Machiavel a noté que la véritable force de la république romaine était l’intensité de ses querelles intérieures bien plus que son unité de façade. Selon le penseur florentin, « la pensée qui resplendit dans les périodes les plus glorieuses de la Rome républicaine, celle qui dans les douze tables consacre une des premières affirmations, quoiqu’imparfaite encore, des droits de l’homme, suscite la lutte entre patriciens et plébéiens […]. Ce fut une lutte qui ne dégénéra presque jamais en guerre civile, qui créa le tribunat, l’appel au peuple, la mise en accusation des magistrats abusant de leurs pouvoirs; lutte toujours dominée par un si grand amour de la patrie qu’elle suscita les plus grands prodiges d’héroïsme et de sacrifice, que le monde pourra peut-être égaler, mais jamais surpasser. » Ils étaient grands car ils assumaient leurs désaccords – ce qui ne les empêchait évidemment pas de les régler souvent à coups de poison ou d’épée. Machiavel n’était pas un droit-de-l’hommiste béat ni un démocrate radical. Peut-être devrions-nous nous approprier cet enseignement et chercher, plutôt qu’à étouffer le débat, à le contenir dans les limites de l’acceptable – c’est-à-dire celles que nous jugeons collectivement comme telles. Mais il est absurde d’autoriser un parti à briguer les suffrages des électeurs pour décréter qu’il est immoral de lui donner sa voix.

Ce mystère et ce don de la pluralité humaine qui les dépasse, au lieu de le redouter, nos gouvernants devraient donc feindre de l’organiser. Voilà pourquoi la France doit, à mon avis, revenir à un véritable régime parlementaire, c’est-à-dire à un mode de scrutin reposant largement sur la proportionnelle . On me dira que François Mitterrand, en faisant un pas dans cette direction en 1985, a suscité des protestations indignées dont on perçoit encore les échos : il serait en quelque sorte l’inventeur du FN, comme si un phénomène politique de cette ampleur pouvait être le fait du prince. Je ne suis pas naïf au point d’ignorer que le Moïse des socialistes n’était pas animé par de nobles sentiments démocratiques mais par l’ambition de semer la pagaille à droite et de refaire l’unité de son camp autour d’un consensus moral. Mais tant pis, je préfère avoir raison avec Mitterrand que tort avec Aubry, Fillon ou les autres.

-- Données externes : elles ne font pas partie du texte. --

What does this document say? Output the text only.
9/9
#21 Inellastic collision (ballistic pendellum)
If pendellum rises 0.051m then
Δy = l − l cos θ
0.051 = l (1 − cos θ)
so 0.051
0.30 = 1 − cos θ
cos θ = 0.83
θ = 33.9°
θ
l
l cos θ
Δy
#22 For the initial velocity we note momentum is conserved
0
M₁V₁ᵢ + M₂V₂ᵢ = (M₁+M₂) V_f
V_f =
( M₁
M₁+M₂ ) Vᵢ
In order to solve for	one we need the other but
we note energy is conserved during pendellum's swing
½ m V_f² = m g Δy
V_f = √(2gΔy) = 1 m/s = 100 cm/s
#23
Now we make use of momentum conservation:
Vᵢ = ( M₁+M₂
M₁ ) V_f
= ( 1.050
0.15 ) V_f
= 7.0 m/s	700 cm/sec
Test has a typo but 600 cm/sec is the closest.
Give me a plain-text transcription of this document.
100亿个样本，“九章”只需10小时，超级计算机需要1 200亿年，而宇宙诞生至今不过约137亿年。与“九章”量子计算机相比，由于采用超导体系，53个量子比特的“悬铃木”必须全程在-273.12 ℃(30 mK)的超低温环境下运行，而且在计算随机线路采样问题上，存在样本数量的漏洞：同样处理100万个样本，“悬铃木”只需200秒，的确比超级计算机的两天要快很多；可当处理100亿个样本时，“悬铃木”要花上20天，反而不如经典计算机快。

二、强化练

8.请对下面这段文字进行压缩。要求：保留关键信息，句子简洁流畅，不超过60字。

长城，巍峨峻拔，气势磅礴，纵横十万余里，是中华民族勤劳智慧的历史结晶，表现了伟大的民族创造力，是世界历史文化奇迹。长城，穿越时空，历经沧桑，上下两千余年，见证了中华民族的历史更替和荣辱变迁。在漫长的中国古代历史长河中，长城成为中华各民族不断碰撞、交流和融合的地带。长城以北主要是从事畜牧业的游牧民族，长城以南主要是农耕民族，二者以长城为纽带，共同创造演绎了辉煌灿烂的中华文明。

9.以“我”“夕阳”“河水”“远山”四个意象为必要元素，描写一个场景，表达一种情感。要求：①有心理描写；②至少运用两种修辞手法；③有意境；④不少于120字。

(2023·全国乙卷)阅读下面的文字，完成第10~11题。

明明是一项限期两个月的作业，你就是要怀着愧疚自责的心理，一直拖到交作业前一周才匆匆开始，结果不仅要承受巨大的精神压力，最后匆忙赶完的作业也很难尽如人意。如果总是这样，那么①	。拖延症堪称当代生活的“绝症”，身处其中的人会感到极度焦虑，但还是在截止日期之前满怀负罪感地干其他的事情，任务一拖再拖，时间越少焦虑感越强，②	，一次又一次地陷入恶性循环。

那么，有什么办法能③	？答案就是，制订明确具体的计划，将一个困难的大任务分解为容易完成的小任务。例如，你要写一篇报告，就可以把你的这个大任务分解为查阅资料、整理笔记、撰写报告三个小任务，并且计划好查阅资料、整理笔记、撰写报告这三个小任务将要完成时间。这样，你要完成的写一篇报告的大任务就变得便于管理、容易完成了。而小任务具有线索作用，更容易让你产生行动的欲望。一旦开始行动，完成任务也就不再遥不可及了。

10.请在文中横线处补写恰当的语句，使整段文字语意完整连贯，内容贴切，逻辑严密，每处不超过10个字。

Oui, je l’avoue, je souhaite un retour à la IVe République qui, malgré sa légende noire, n’a pas tant démérité. Certes, en douze ans, elle a connu 24 gouvernements dont aucun n’a duré plus de seize mois et s’est montrée incapable de maîtriser la crise algérienne – mais est-on si sûr qu’une Ve présidée par Mitterrand, Chirac, Sarkozy ou les autres aurait fait mieux ? N’oublions pas que c’est sous ce parlementarisme si décrié qu’ont commencé les Trente glorieuses, dont la monarchique Ve République a pu recueillir les fruits. Et n’exagérons pas les vertus d’institutions qui allaient si bien au Général mais sont peut-être un costard un peu grand pour ses successeurs. Sommes-nous si sûrs que nos présidents méritent qu’on se soucie de leur donner les moyens de gouverner au sacrifice de la justice la plus élémentaire ?

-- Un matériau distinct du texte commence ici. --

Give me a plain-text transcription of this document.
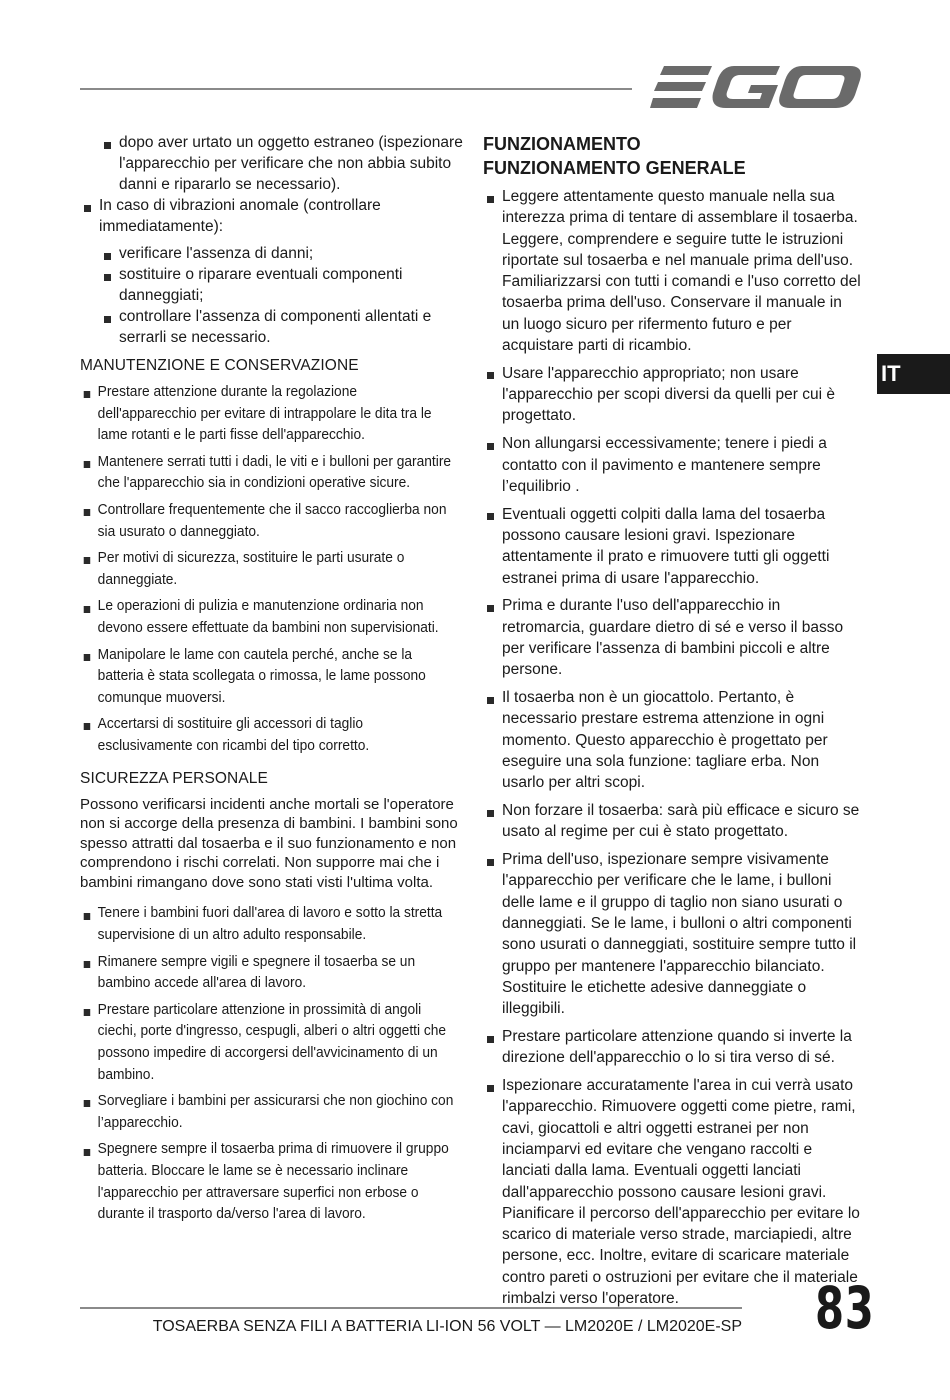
IT
dopo aver urtato un oggetto estraneo (ispezionare l'apparecchio per verificare che non abbia subito danni e ripararlo se necessario).
In caso di vibrazioni anomale (controllare immediatamente):
verificare l'assenza di danni;
sostituire o riparare eventuali componenti danneggiati;
controllare l'assenza di componenti allentati e serrarli se necessario.
MANUTENZIONE E CONSERVAZIONE
Prestare attenzione durante la regolazione dell'apparecchio per evitare di intrappolare le dita tra le lame rotanti e le parti fisse dell'apparecchio.
Mantenere serrati tutti i dadi, le viti e i bulloni per garantire che l'apparecchio sia in condizioni operative sicure.
Controllare frequentemente che il sacco raccoglierba non sia usurato o danneggiato.
Per motivi di sicurezza, sostituire le parti usurate o danneggiate.
Le operazioni di pulizia e manutenzione ordinaria non devono essere effettuate da bambini non supervisionati.
Manipolare le lame con cautela perché, anche se la batteria è stata scollegata o rimossa, le lame possono comunque muoversi.
Accertarsi di sostituire gli accessori di taglio esclusivamente con ricambi del tipo corretto.
SICUREZZA PERSONALE

Possono verificarsi incidenti anche mortali se l'operatore non si accorge della presenza di bambini. I bambini sono spesso attratti dal tosaerba e il suo funzionamento e non comprendono i rischi correlati. Non supporre mai che i bambini rimangano dove sono stati visti l'ultima volta.

Tenere i bambini fuori dall'area di lavoro e sotto la stretta supervisione di un altro adulto responsabile.
Rimanere sempre vigili e spegnere il tosaerba se un bambino accede all'area di lavoro.
Prestare particolare attenzione in prossimità di angoli ciechi, porte d'ingresso, cespugli, alberi o altri oggetti che possono impedire di accorgersi dell'avvicinamento di un bambino.
Sorvegliare i bambini per assicurarsi che non giochino con l’apparecchio.
Spegnere sempre il tosaerba prima di rimuovere il gruppo batteria. Bloccare le lame se è necessario inclinare l'apparecchio per attraversare superfici non erbose o durante il trasporto da/verso l'area di lavoro.
FUNZIONAMENTO
FUNZIONAMENTO GENERALE
Leggere attentamente questo manuale nella sua interezza prima di tentare di assemblare il tosaerba. Leggere, comprendere e seguire tutte le istruzioni riportate sul tosaerba e nel manuale prima dell'uso. Familiarizzarsi con tutti i comandi e l'uso corretto del tosaerba prima dell'uso. Conservare il manuale in un luogo sicuro per rifermento futuro e per acquistare parti di ricambio.
Usare l'apparecchio appropriato; non usare l'apparecchio per scopi diversi da quelli per cui è progettato.
Non allungarsi eccessivamente; tenere i piedi a contatto con il pavimento e mantenere sempre l’equilibrio .
Eventuali oggetti colpiti dalla lama del tosaerba possono causare lesioni gravi. Ispezionare attentamente il prato e rimuovere tutti gli oggetti estranei prima di usare l'apparecchio.
Prima e durante l'uso dell'apparecchio in retromarcia, guardare dietro di sé e verso il basso per verificare l'assenza di bambini piccoli e altre persone.
Il tosaerba non è un giocattolo. Pertanto, è necessario prestare estrema attenzione in ogni momento. Questo apparecchio è progettato per eseguire una sola funzione: tagliare erba. Non usarlo per altri scopi.
Non forzare il tosaerba: sarà più efficace e sicuro se usato al regime per cui è stato progettato.
Prima dell'uso, ispezionare sempre visivamente l'apparecchio per verificare che le lame, i bulloni delle lame e il gruppo di taglio non siano usurati o danneggiati. Se le lame, i bulloni o altri componenti sono usurati o danneggiati, sostituire sempre tutto il gruppo per mantenere l'apparecchio bilanciato. Sostituire le etichette adesive danneggiate o illeggibili.
Prestare particolare attenzione quando si inverte la direzione dell'apparecchio o lo si tira verso di sé.
Ispezionare accuratamente l'area in cui verrà usato l'apparecchio. Rimuovere oggetti come pietre, rami, cavi, giocattoli e altri oggetti estranei per non inciamparvi ed evitare che vengano raccolti e lanciati dalla lama. Eventuali oggetti lanciati dall'apparecchio possono causare lesioni gravi. Pianificare il percorso dell'apparecchio per evitare lo scarico di materiale verso strade, marciapiedi, altre persone, ecc. Inoltre, evitare di scaricare materiale contro pareti o ostruzioni per evitare che il materiale rimbalzi verso l'operatore.
TOSAERBA SENZA FILI A BATTERIA LI-ION 56 VOLT — LM2020E / LM2020E-SP 83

Cessons de chercher un Père quand nous ne savons plus très bien quel rêve national il incarnerait. Parvenues, pour le meilleur et pour le pire, à « l’égalité des conditions » annoncées par Tocqueville, nos démocraties ne produisent pas tant de candidats à une fonction qu’on puisse encore qualifier de « suprême ». Acceptons nos divisions sans chercher à les camoufler dans des usines à gaz politiques comme l’UMP et, dans une moindre mesure, le PS. Cessons de nous observer dans un miroir déformant. Si nous affrontions notre véritable image, nous découvririons que la France, si elle est moins flamboyante que nous le voudrions, reste une très belle fille.[/access]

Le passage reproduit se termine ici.